Swamps, bogs, and backwaters

I will happily tell anyone that my favourite environment is the desert. Dry air, knee-high shrubbery, rocks. Though to be fair, remarkably little soil.

My second favourite environment are wetlands (from one extreme to the other I guess). Though again, I prefer meadows, bogs and seeps to swamp forests and heavily treed places.

Wetlands are places where some very cool soil stuff happens. In places that are wet all year round, or that are wet and cold, you get the formation of peat soils (not to be mistaken for Pete’s Soils). Peat is a delicate substrate made almost entirely from dead organic matter and it comes in a variety of different types. I’m no peat expert, but I can appreciate that it’s a valuable and delicate natural resource.

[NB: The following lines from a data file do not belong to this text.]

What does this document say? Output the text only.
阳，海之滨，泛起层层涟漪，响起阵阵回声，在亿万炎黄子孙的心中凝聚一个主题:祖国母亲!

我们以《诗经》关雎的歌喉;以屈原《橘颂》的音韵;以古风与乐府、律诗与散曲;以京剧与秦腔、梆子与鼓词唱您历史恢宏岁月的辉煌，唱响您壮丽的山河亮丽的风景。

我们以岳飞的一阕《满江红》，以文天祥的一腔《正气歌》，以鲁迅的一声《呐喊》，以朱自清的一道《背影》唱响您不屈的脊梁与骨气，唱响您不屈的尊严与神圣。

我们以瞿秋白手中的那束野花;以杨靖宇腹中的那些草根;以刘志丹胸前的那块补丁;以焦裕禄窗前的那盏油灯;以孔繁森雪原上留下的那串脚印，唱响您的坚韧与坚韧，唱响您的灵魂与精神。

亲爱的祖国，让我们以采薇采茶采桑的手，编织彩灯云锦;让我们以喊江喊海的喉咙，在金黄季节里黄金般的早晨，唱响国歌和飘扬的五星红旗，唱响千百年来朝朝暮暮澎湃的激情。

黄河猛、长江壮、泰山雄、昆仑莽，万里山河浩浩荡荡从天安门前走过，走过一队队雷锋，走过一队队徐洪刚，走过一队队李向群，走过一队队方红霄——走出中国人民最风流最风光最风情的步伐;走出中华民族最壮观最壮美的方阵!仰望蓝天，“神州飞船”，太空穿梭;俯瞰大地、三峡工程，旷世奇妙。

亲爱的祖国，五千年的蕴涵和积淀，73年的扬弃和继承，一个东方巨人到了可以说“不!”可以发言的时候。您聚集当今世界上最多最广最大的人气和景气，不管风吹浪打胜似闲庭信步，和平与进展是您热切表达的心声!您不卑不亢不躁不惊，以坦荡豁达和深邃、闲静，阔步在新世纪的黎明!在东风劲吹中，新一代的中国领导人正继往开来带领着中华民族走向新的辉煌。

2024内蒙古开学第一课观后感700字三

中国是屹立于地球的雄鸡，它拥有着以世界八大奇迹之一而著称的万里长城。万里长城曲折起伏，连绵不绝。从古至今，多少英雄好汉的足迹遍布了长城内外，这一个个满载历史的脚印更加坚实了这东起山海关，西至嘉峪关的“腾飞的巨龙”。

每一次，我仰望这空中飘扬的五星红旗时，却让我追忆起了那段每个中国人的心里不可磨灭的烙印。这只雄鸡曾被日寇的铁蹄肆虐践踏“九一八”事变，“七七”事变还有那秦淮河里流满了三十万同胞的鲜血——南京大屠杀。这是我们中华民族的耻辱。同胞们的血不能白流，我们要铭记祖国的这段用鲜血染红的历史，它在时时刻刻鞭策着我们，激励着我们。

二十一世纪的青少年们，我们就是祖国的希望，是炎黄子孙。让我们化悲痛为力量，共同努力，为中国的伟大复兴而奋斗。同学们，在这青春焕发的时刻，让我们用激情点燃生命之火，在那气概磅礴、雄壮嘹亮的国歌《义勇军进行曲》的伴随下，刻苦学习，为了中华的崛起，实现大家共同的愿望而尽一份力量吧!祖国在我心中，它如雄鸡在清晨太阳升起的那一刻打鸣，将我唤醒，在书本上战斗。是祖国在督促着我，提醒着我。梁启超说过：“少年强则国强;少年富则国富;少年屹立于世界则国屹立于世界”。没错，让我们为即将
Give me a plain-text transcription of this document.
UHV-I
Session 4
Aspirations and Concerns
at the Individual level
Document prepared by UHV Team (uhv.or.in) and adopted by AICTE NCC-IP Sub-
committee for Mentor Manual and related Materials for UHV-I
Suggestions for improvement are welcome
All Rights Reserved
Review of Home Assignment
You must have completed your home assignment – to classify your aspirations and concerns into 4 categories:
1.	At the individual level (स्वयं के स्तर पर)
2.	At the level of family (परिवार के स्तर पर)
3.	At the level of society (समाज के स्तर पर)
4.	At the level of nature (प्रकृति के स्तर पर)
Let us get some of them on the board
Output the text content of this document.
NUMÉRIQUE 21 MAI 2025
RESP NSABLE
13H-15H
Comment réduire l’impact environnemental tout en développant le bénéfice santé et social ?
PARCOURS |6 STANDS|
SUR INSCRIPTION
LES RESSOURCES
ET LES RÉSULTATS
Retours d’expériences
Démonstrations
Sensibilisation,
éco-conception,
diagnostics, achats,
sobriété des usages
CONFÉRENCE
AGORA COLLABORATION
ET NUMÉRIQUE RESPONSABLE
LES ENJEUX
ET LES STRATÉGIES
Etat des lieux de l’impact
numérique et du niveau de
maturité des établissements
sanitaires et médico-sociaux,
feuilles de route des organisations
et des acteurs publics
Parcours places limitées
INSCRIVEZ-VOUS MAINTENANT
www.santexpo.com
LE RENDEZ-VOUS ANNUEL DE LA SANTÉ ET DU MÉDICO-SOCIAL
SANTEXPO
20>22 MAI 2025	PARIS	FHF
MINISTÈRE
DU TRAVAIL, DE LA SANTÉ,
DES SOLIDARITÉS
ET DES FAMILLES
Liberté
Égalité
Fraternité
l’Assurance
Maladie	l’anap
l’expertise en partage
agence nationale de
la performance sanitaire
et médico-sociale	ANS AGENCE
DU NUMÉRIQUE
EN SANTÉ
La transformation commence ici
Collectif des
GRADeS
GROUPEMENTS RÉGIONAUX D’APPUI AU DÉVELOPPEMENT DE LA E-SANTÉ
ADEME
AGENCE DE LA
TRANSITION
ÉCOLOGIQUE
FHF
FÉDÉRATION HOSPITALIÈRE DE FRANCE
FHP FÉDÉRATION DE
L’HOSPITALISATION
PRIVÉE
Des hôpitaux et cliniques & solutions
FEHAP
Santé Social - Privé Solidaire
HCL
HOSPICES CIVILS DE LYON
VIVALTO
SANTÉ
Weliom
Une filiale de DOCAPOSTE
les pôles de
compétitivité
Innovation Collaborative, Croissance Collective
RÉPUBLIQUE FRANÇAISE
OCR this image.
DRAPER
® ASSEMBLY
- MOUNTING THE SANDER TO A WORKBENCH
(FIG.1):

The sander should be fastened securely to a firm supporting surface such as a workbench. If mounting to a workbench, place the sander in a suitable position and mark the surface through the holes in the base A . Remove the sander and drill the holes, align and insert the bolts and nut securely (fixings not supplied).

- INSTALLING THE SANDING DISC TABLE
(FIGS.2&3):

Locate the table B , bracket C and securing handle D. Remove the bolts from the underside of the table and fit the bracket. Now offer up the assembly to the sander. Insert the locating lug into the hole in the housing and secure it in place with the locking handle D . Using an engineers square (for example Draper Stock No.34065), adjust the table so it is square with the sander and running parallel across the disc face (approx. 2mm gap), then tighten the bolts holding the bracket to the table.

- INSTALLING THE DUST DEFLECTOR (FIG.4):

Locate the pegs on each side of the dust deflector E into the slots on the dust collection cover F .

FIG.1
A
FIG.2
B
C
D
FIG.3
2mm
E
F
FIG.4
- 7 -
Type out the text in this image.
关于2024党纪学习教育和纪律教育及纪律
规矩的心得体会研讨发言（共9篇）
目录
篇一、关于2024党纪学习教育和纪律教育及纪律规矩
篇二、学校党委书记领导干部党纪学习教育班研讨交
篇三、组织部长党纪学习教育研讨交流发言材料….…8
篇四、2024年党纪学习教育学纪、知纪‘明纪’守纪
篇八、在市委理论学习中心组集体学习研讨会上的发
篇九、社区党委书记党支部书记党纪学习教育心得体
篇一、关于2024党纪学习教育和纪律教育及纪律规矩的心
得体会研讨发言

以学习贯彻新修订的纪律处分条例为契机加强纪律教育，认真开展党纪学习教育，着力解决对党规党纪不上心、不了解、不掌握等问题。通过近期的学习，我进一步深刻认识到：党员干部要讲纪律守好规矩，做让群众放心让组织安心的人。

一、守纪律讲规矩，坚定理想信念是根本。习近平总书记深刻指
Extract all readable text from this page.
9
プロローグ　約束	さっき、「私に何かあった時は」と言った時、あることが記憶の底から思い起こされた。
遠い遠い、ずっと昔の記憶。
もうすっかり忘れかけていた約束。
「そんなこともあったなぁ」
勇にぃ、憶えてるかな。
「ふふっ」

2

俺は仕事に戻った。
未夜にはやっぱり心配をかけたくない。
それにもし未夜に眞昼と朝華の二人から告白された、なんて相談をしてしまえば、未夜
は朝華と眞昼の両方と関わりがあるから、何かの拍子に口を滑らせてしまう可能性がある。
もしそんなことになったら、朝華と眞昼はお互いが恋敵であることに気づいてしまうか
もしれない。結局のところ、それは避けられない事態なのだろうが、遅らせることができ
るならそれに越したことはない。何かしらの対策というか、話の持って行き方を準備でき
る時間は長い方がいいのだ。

The stuff I work with at the moment is mineral wetland soils. Which is a polite way of saying mud, muck, scum, goo…. The kind of soil where you sink up to your ankle and it steals your farm boots when you try to escape. To be fair, wetland mineral soils can also be sandy or silty – the stuff of beaches and riverbanks. But I’m working with mud.

Mud is a PITA to work with in soil science. Thankfully I’m working with a neutral to acidic mud, which means it’s the third most inconvenient soil to work with*. But, even though you have to work harder with wet soil, water is the language of life** and where there’s water there’s also chemistry and biology doing their things. Globally, inland wetlands deliver at least Int$27.0 trillion in tangible and intangible benefits1. They host a ridiculous amount of plants and animals and they’re disappearing at a frightening rate2.

They’re cool, they’re valuable, they’re fragile and they’re under threat. What’s not to love about the local bog***?

*The first most inconvenient being any soil collected from a saltmarsh, and the second being any real soil you use for a root experiment.

**A highly successful television campaign in Australia.

***Smells and bugs, usually. Sometimes very big reptiles.

1Davidson, N. C., Van Dam, A. A., Finlayson, C. M. & McInnes, R. J. Worth of wetlands: Revised global monetary values of coastal and inland wetland ecosystem services. Marine and Freshwater Research 70, 1189-1194, doi:10.1071/MF18391 (2019).

2Hu, S., Niu, Z., Chen, Y., Li, L. & Zhang, H. Global wetlands: Potential distribution, wetland loss, and status. Science of the Total Environment 586, 319-327, doi:10.1016/j.scitotenv.2017.02.001 (2017).